Digital VS Hardware: Where to Store Your Crypto

 Adrian Wertz, Keyream contributor.

There seems to be a never-ending feed of wallet ads flooding the advertising world and our social media feeds. Minimalist wallets, leather billfolds, modular metal and carbon fiber wallets—the list goes on—before you know it you’ve seen over a dozen wallet ads in a week. People do need wallets: whether it’s for plastics cards and identification or cash, there seems to be a special design out there that fits one’s style and needs.


This seems to be the same with the various cryptocurrencies—the blockchain-powered digital coins that are growing more important each day. New and current users of cryptocurrency are subjected to the bombardment of a variety of wallets in which to store these digital assets. Many factors influence the choice of crypto wallet. The more tech-versed and security conscious types might go for hardware wallets like the Ledger Nano S, which looks like a USB, keeps crypto offline, are difficult to use, and do not encourage day-to-day use of crypto. Others might go for digital wallet applications for desktop or mobile that have beautiful and easy to use interfaces like Exodus wallet (a favorite at Keyream). There are many to choose from and each vary in ease-of-use, utility, and design just as wallets in the traditional sense do.


A cryptocurrency wallet contains the public and private keys—the bits of data that account for the user’s piece of the pie of the blockchain ledger—of whichever crypto coin or token one is storing, and most (excluding hardware wallets) enable users to send and receive crypto easily plus monitor their balance.


There are considerable misunderstandings about crypto wallets. Relative to normal pocket wallets, crypto wallets don’t actually store any amount of currency. Crypto, such as Bitcoin, doesn’t get stored in any particular location. Rather, through the coin or token’s distributed blockchain ledger, digital assets are recorded to one’s public address. Exchanges and transactions between parties are recorded on this ledger, and a change in balance reflects in your cryptocurrency wallet.


There are two main ways that you’ll be able to store crypto. The easiest are software wallets, such as Exodus, which is located on your desktop, laptop, or mobile phone. These wallets are only accessible from the devices in which the application/software was originally installed on. While some wallets allow you to ‘restore’ one’s data onto another device in the event the original device is lost or damaged, each new device a wallet is downloaded on accounts for a new set of public and private keys. For example, this means that if one uses the same wallet software on their desktop and mobile devices the public and private keys will be different, and they won’t be able to access the balance of their desktop wallet on their mobile device and vice versa. This, however, isn’t really an issue, and using multiple wallets is actually good practice.

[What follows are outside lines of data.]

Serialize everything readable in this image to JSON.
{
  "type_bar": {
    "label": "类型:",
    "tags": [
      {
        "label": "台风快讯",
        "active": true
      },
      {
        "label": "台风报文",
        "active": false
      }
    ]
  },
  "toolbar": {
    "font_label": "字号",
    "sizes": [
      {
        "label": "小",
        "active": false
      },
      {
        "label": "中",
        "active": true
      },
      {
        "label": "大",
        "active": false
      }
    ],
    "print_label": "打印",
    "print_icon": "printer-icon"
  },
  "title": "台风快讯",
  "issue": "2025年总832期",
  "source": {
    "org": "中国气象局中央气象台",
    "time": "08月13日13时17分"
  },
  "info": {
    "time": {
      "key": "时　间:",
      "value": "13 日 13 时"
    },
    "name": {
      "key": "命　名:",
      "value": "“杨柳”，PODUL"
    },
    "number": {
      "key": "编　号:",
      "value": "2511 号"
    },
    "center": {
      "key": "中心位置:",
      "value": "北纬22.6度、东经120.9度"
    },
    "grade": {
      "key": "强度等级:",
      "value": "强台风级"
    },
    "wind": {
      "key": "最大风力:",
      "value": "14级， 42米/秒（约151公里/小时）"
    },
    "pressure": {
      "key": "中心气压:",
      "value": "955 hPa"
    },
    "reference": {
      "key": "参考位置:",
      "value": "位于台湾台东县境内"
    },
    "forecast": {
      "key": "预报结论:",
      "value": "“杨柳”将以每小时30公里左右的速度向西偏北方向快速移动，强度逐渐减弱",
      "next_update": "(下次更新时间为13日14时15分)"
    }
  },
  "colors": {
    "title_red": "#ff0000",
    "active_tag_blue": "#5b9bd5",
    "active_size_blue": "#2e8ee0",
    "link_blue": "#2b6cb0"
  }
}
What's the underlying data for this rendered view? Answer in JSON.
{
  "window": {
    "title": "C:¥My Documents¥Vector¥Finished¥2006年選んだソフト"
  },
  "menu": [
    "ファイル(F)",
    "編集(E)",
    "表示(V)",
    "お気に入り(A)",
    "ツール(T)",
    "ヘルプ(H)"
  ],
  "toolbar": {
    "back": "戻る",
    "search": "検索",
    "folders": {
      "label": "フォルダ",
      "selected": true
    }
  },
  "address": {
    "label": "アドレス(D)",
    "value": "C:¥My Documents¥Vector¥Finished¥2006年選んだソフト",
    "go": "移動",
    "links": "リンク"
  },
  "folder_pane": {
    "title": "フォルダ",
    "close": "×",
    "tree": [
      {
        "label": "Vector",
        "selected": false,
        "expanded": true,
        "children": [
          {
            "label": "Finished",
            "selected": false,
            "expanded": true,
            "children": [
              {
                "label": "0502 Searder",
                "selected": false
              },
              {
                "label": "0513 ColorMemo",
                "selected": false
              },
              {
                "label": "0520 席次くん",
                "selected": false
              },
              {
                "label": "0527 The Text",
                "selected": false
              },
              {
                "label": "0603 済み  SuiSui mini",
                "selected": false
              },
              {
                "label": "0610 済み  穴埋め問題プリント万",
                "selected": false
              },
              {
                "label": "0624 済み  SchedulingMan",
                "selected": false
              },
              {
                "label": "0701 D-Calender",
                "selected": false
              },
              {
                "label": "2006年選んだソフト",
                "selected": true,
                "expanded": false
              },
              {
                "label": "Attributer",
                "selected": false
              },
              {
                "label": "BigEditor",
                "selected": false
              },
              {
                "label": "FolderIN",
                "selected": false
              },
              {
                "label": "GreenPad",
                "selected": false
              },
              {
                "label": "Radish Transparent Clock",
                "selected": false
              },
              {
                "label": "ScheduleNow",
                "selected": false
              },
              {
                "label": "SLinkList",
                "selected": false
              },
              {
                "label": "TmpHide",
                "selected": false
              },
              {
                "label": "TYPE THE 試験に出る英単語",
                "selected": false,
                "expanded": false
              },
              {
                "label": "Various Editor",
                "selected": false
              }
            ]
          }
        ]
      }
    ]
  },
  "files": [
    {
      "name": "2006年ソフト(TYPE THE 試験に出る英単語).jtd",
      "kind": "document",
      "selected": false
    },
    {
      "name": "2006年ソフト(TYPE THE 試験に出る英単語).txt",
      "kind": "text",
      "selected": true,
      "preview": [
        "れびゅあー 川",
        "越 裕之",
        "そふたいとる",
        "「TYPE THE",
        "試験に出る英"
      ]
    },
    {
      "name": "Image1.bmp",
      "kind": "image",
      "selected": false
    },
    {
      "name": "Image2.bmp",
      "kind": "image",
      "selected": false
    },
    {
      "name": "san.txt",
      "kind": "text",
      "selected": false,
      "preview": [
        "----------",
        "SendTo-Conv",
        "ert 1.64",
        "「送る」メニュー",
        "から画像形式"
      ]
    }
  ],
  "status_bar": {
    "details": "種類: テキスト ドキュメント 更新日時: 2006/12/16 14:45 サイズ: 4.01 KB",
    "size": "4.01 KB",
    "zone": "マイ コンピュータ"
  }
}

Digital wallets are sometimes referred to as ‘hot wallets’ which means that they are stored on devices that are connected to the internet making receiving and sending at any time possible. There are many to choose from, but each really do the same thing and work the same way. The main differences will be in the number of compatible digital currencies a wallet has integrated—that is, the number of coins or tokens that one could choose to store within the wallet—and how easy the wallet is to use


Hardware wallets, also called cold wallets, differ from software wallets in that they store a user’s private keys on a physical device, such as the USB-looking Nano S mentioned earlier, which ensures that coins and tokens are stored offline. These usually work in tandem with the hardware makers’ digital wallet, and to receive or send crypto to and from the device it must to connected to a computer via cord. When it is not physically connected to a computer, the device stands alone offline theoretically keeping digital assets more secure. For a new user approaching this method of storage, the learning curve could be daunting. While some companies are making these easier to use, they are currently unfriendly to use and take some extra effort and knowledge. However, hardware wallets do offer more security and may be the better option for users who wish to store their crypto long term.


Deciding which type of wallet to go with is just a matter of experimentation. It’s free to download and try pretty much any digital wallet. In deciding to try out a hardware wallet don’t be too surprised of the price tags ranging past $60.


In the currently foggy world of crypto, Keyream serves to contribute to accessibility and ease-of-use.